Last night I cooked a pork mole using pasilla peppers, baked yellow plantains, did rice a la Fidel, and put together coleslaw with a vinaigrette dressing. I was quite impressed with it all, especially the mole, as it was from scratch.....
Where is this post going ? I'm not bananas - just keep reading.
I have developed a passion for Latin foods, which is way beyond what I grew up eating as a kid. I don't know where I acquired this love, but acquire it I did.
In 2001, on a road trip, I passed through Albuquerque, New Mexico. I rememeber purposely getting a TexMex meal there because I figured it was the closest I was ever going to get to real "Mexican" cuisine, and it would be much more authentic than the TexMex here in Paradise.
In Albuquerque I also discovered my love of tamarind candy, which absolutely astounded my Mexican friend when I told her this.
Marrying Fidel helped make it "hook, line and sinker", between him introducing me to what he grew up eating and taking me to the fabulous Cuban restaurants of L.A. (Los Angeles, not Louisiana).
I've just found two Mercado Latinos that are easy to get to, so its been lots of fun dropping into the stores to see and touch what I have been reading about. I'm at the point where I can walk in and actually almost appear to know what I am looking for - like getting the dried pasilla chillies for last night's meal. My repertoire has now expanded.
We were in the second Mercado yesterday, looking for Oaxaca queso, more out of curiosity than to buy. In front of the queso case was a box of plantains, all grouped into bunches of green, yellow, and black - the various stages of ripeness which also characterizes how you are going to cook them and for what reason.
What's the excitement about finding ripe plantains? Its about the same as finding ripe avocados.
Fidel and I love both foods and they are staples in Latin cooking. However, because of lifestyle and all sort of other factors, they are not consistently part of our regular diet. But when we do want them, we want them "now". "Now" also means ripe. Ripe is not a state that "big grocery store" supplies either as.

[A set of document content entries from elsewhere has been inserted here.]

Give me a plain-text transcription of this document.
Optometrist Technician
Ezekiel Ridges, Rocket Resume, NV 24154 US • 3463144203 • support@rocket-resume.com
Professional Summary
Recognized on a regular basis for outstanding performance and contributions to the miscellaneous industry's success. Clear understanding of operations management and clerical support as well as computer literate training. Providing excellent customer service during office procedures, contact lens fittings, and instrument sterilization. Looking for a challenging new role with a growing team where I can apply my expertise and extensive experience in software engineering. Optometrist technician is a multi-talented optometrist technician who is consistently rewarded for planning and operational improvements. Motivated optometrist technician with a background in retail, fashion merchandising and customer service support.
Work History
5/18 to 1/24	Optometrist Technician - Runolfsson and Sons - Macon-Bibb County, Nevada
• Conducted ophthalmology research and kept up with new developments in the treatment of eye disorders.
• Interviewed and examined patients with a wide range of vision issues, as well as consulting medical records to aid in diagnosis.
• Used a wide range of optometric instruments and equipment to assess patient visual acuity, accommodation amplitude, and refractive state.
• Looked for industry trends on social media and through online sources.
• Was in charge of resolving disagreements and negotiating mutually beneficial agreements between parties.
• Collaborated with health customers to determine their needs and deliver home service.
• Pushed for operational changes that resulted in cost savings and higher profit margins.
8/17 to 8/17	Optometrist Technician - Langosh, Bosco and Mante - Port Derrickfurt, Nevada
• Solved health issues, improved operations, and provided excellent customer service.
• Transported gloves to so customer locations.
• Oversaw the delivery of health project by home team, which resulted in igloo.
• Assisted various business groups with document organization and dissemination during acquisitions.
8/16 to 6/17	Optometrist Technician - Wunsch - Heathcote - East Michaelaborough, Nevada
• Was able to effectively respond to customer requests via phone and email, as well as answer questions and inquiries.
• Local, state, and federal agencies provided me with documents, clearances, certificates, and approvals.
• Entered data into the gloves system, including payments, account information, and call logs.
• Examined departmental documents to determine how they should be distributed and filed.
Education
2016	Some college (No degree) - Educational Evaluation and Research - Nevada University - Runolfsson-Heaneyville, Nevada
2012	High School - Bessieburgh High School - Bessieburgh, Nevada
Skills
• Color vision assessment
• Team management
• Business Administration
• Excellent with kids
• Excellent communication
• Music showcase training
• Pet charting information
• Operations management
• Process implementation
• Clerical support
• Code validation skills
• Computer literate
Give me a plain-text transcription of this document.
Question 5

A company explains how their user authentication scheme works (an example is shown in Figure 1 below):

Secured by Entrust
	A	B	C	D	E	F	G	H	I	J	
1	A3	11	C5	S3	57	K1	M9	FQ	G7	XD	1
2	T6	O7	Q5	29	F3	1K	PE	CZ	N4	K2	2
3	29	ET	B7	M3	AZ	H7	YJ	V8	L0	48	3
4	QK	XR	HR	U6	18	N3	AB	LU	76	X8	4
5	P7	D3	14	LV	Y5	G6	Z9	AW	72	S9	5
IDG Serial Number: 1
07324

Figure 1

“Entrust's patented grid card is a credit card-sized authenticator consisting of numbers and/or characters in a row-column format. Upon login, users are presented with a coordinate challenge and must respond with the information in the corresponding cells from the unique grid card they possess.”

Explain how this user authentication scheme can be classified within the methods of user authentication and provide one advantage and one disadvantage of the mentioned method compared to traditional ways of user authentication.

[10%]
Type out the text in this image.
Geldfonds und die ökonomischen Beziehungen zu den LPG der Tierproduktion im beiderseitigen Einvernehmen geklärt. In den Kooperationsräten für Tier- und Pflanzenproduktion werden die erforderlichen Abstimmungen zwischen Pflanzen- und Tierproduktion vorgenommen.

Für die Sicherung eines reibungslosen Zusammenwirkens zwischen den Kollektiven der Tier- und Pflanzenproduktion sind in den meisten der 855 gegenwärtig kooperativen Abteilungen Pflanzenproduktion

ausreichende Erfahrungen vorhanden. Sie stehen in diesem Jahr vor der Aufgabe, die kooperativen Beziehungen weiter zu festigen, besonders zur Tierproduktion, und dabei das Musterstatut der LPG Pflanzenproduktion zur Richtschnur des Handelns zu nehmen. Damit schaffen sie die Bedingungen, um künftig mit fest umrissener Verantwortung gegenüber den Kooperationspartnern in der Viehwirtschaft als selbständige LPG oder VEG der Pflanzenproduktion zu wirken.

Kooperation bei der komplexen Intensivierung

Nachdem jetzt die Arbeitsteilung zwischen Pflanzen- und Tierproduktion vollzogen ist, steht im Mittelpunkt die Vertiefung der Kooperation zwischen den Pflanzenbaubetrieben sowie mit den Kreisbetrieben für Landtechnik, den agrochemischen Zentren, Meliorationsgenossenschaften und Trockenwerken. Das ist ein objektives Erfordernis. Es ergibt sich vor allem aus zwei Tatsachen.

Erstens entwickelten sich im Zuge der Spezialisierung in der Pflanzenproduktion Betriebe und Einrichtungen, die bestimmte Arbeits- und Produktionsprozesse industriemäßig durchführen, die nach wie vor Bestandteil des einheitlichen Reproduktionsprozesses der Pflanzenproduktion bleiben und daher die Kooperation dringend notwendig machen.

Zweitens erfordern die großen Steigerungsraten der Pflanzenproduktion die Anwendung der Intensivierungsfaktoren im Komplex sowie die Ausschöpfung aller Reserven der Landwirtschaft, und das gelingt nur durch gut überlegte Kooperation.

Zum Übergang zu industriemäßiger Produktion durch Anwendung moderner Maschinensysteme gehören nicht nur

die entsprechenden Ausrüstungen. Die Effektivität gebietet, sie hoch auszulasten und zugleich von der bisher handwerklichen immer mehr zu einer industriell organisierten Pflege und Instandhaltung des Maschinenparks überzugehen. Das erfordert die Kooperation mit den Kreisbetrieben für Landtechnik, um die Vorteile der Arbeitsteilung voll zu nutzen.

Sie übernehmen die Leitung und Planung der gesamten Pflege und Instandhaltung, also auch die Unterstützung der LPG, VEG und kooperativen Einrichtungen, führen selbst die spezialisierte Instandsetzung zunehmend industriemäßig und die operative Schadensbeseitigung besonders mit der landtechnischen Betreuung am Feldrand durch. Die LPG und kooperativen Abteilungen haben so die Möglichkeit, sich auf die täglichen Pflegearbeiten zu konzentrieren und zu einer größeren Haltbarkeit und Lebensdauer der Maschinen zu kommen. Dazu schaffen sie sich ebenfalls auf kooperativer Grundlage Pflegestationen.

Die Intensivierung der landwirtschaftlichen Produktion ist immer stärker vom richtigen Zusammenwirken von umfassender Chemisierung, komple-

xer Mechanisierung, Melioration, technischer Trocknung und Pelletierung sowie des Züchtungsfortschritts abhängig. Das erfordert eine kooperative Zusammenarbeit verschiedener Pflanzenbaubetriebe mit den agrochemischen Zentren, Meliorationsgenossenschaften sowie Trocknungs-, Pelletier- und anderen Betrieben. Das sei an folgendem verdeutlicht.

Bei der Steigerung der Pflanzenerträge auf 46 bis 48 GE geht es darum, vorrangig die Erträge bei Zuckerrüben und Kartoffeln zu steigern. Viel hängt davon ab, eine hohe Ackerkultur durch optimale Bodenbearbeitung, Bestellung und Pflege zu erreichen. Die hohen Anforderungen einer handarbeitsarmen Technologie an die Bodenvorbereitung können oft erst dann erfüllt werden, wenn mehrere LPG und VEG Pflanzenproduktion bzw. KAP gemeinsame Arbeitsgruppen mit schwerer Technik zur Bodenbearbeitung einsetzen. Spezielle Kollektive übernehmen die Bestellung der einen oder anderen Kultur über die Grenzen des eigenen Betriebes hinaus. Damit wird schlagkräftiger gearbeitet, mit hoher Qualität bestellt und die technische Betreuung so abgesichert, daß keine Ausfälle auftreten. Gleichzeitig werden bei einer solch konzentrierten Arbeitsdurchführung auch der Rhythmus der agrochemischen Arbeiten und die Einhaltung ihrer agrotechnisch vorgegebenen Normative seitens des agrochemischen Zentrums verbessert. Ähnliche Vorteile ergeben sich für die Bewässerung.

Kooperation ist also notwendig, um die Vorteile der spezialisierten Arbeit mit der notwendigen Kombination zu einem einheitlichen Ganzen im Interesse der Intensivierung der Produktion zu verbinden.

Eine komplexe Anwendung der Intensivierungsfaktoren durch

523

Thus buying avocados and plantains here in Paradise means buying them green and leaving them on the counter for over a week to ripen. When they finally ripen, its not a case of eating them within a few days; they have to be eaten "now", or they are way too mushy to do anything with.
We don't sit and plan our meals for a week; we're much more spontaneous in what we cook and eat because we "can". We don't buy plantains or avocados in anticipation of eating them in a week's time. Getting ripe plantains and avocados when we want them is like hitting a jackpot.
Hence my frustration with plantain and avocado supply in Paradise and the joy of finding ripe plantains yesterday. Oh yes - we also hit the jackpot with avocados.
I am growing an avocado plant. We have fondly named this plant "bruce". Don't ask me why, but it seemed to be funny at the time and it stuck.
Some Mexican recipes call for avocado leaves. I never really put "two and two" together until I saw a package of dried avocado leaves in one of the mercados.
"Do you think that package actually contains real avocado leaves?"
"I don't know."
"'Cause - duh - we have bruce at home. Crap ! I have my own source of avocado leaves right in the living room."
On getting home ....
"Bruce - you may not be providing us with any fruit, but every time you drop a leaf I will lovingly save it."
Just to be safe, I did some reading.
As it turns out, there are some toxic effects to avocado leaves, but it all depends on the type. Guatemalan avocado (Persea American) leaves are believed to contain a toxin to humans, whereas it is believed that Mexican avocado (Persea dryminfolia) leaves do not.
Bruce is a Hess avocado. Though the origin of the Hess is not very clear, DNA testing has shown Guatemalan ancestry. I'm not going to take a chance; bruce won't be a part of our diet for a very loooonnnggggggg time.